Fournier now becomes a distressed asset with $33.8 million guaranteed money still owed him until next season. The Knicks might have to attach a draft asset to unload him as they did with Walker.

But the ability to pivot quickly from miscalculations will help the Knicks get out of the mediocrity trap.

Thibodeau’s latest decision gave guys like Cam Reddish — who continues to flourish as a starter with 19 points — and the duo of Immanuel Quickley and Obi Toppin — who sparked the Knicks’ early fourth-quarter breakaway — with defined roles.

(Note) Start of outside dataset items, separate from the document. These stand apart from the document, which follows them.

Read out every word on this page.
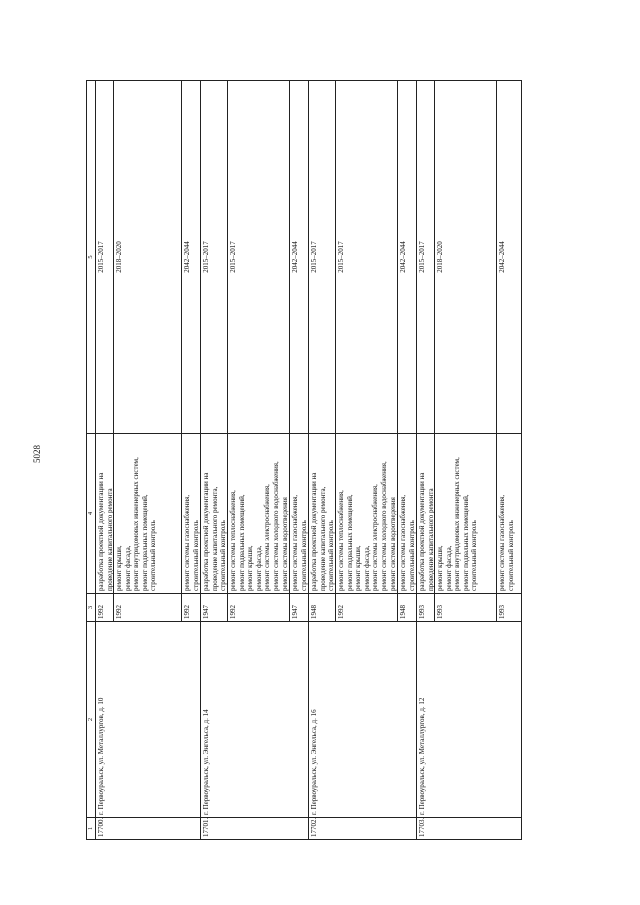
5028
1
2
3
4
5
17700.
г. Первоуральск, ул. Металлургов, д. 10
1992
разработка проектной документации на проведение капитального ремонта
2015–2017
1992
ремонт крыши, ремонт фасада, ремонт внутридомовых инженерных систем, ремонт подвальных помещений, строительный контроль
2018–2020
1992
ремонт системы газоснабжения, строительный контроль
2042–2044
17701.
г. Первоуральск, ул. Энгельса, д. 14
1947
разработка проектной документации на проведение капитального ремонта, строительный контроль
2015–2017
1992
ремонт системы теплоснабжения, ремонт подвальных помещений, ремонт крыши, ремонт фасада, ремонт системы электроснабжения, ремонт системы холодного водоснабжения, ремонт системы водоотведения
2015–2017
1947
ремонт системы газоснабжения, строительный контроль
2042–2044
17702.
г. Первоуральск, ул. Энгельса, д. 16
1948
разработка проектной документации на проведение капитального ремонта, строительный контроль
2015–2017
1992
ремонт системы теплоснабжения, ремонт подвальных помещений, ремонт крыши, ремонт фасада, ремонт системы электроснабжения, ремонт системы холодного водоснабжения, ремонт системы водоотведения
2015–2017
1948
ремонт системы газоснабжения, строительный контроль
2042–2044
17703.
г. Первоуральск, ул. Металлургов, д. 12
1993
разработка проектной документации на проведение капитального ремонта
2015–2017
1993
ремонт крыши, ремонт фасада, ремонт внутридомовых инженерных систем, ремонт подвальных помещений, строительный контроль
2018–2020
1993
ремонт системы газоснабжения, строительный контроль
2042–2044
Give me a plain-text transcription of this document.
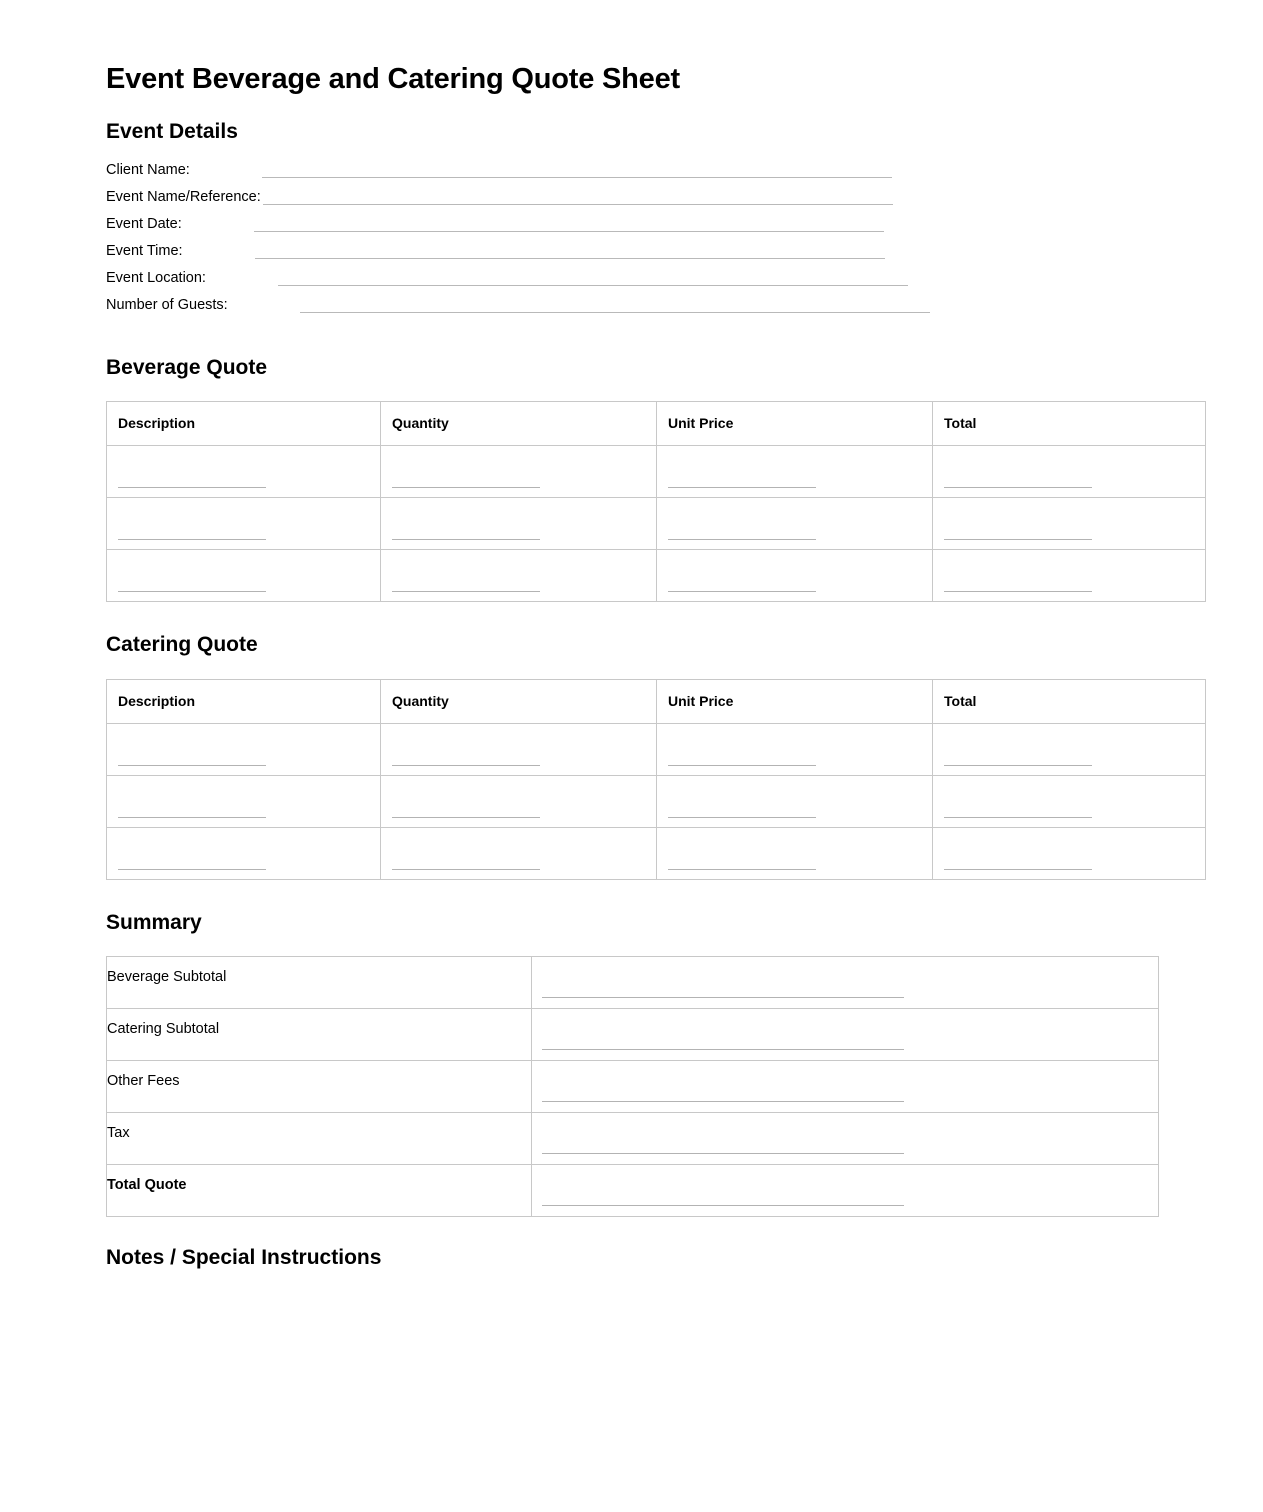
Event Beverage and Catering Quote Sheet
Event Details
Client Name:
Event Name/Reference:
Event Date:
Event Time:
Event Location:
Number of Guests:
Beverage Quote
Description	Quantity	Unit Price	Total

Catering Quote
Description	Quantity	Unit Price	Total

Summary
Beverage Subtotal	

Catering Subtotal	

Other Fees	

Tax	

Total Quote	
Notes / Special Instructions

And the result speaks for itself.

“I thought that group played really well and so there was good activity with it. There are stretches where you’d have Derrick (Rose), Quick and Cam and then it’s Derrick, Quick and RJ. And then I thought Obi really played well, like really well. And so I loved the production that we got from Jericho (Sims), Obi and Quick, off the bench and Derrick as well. And I thought they brought the best out of everyone. And then having RJ with them, I think helped us as well.”

Tom Thibodeau I Knicks-Jazz postgame via NBA.com

Rose had six points and three assists in 13 minutes off the bench, while Sims churned out his second career double-double with 11 points and 13 rebounds. They were part of the Knicks’ second unit that neutralized one of the Jazz’s strengths — bench production — with 39 points.

“Just the rhythm of it, you know, it’s sort of like you’re learning your team, what works best. Are our guys able to get in a rhythm? Those are the questions you ask and so that’s why we did it.”

Tom Thibodeau I Knicks-Jazz postgame via NBA.com

Thibodeau is done accommodating the front office’s additions that didn’t pan out.

Now comes the hard part.

How can the Knicks integrate Grimes back into the rotation?

Will they ship both Fournier and Rose and genuinely move forward with the youth movement?